Issue (i): Whether penalty was leviable under section 22(2) of the Tamil Nadu General Sales Tax Act, 1959 for collecting sales tax on second sales of timber and bamboo not taxable at that stage.
Analysis: Bamboo and timber were taxable only at the first sale under entry 84 of the First Schedule, and section 22(1) prohibited a registered dealer from collecting tax otherwise than in accordance with the Act. Section 22(2) authorised penalty where tax was collected in contravention of section 22(1). The provision did not require proof of wilfulness or neglect, and the unauthorised collection itself attracted the statutory consequence. Since the assessee admittedly collected tax on second sales, there was no legal basis for deleting the penalty.
Conclusion: Penalty was leviable and its cancellation by the Tribunal was unsustainable.
Issue (ii): Whether the penalty could be restored to the original higher amount claimed by the Revenue.
Analysis: The authorities below had already examined the figures and reduced the penalty to the amount sustained on what was found to be the correct computation. No clear arithmetic error justifying restoration of the original figure was shown, and the revisional court declined to rework the computation.
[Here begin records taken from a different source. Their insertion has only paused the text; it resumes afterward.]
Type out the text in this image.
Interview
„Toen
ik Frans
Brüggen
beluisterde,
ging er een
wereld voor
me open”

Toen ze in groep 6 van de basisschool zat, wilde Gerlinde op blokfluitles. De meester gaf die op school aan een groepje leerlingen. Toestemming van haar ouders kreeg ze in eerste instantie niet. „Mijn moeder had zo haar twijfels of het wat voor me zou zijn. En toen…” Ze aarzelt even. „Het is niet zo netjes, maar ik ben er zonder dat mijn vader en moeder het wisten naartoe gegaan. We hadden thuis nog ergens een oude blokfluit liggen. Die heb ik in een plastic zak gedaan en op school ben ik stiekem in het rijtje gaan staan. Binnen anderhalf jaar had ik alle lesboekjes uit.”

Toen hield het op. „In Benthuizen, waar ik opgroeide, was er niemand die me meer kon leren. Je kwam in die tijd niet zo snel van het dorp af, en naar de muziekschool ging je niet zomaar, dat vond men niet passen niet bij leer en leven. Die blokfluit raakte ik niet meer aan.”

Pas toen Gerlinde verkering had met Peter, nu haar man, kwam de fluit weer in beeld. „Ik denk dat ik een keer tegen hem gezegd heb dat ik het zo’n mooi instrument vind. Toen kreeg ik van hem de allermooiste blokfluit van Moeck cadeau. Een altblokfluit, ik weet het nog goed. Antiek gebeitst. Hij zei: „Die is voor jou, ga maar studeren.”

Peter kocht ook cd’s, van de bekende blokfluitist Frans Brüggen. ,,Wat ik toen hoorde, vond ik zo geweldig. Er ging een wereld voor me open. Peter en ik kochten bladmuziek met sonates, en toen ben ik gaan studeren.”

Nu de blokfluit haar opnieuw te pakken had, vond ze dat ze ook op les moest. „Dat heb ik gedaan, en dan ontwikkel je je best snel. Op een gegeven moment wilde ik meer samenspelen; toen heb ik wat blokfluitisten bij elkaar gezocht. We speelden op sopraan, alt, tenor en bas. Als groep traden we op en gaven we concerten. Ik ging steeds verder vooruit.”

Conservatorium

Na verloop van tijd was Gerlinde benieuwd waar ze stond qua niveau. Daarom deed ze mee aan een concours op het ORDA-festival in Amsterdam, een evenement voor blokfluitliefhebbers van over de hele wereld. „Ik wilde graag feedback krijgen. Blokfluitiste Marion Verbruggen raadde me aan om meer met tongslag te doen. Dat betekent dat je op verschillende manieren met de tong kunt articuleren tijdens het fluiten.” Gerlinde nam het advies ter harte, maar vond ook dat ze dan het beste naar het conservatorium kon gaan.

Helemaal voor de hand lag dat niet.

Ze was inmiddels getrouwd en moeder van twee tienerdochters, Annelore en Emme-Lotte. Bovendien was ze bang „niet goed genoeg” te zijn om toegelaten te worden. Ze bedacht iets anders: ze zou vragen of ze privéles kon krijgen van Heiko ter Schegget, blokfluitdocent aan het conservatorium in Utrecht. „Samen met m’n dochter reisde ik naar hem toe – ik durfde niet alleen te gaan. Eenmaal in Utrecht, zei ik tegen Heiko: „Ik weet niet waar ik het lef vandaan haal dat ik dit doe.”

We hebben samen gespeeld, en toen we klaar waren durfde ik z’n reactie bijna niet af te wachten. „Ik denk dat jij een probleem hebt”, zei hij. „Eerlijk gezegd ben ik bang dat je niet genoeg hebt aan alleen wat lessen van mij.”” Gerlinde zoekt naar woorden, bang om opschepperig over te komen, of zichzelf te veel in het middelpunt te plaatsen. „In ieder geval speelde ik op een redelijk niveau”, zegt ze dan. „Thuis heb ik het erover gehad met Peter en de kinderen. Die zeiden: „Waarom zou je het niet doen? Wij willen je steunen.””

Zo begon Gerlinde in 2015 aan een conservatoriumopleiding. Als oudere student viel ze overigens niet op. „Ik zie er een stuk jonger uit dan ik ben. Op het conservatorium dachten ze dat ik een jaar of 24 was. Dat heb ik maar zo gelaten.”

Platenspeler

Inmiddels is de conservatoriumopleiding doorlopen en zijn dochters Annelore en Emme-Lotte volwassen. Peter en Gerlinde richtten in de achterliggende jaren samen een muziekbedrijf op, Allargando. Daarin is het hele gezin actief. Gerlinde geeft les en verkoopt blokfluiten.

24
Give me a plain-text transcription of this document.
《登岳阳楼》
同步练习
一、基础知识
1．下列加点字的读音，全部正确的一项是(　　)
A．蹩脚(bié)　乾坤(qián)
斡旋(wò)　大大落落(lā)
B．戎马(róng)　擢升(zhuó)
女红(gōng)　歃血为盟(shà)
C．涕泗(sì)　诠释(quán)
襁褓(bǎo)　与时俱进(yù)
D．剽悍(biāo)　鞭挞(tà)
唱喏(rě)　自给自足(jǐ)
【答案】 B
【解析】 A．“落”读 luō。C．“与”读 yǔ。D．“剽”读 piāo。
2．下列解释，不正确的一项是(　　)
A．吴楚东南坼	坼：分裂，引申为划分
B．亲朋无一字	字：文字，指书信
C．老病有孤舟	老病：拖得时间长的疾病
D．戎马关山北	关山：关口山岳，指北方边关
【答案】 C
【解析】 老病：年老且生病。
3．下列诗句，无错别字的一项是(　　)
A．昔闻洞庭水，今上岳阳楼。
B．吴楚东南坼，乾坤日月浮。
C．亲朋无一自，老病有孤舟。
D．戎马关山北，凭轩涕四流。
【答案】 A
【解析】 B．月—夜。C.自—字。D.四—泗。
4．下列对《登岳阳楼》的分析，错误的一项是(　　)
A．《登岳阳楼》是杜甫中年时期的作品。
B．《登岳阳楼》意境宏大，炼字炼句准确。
Conclusion: The Revenue was not entitled to restoration of the original higher penalty; the reduced penalty was maintained.
Final Conclusion: The revisions were disposed of with the penalty held payable, but only to the reduced amount sustained below, so the Revenue succeeded on liability while failing on enhancement.
Ratio Decidendi: Where a sales tax statute imposes a penalty for collecting tax in contravention of the charging and collection provisions, the penalty follows from the unauthorised collection itself and does not depend on proof of mens rea, while enhancement of the penalty requires a demonstrable error in computation.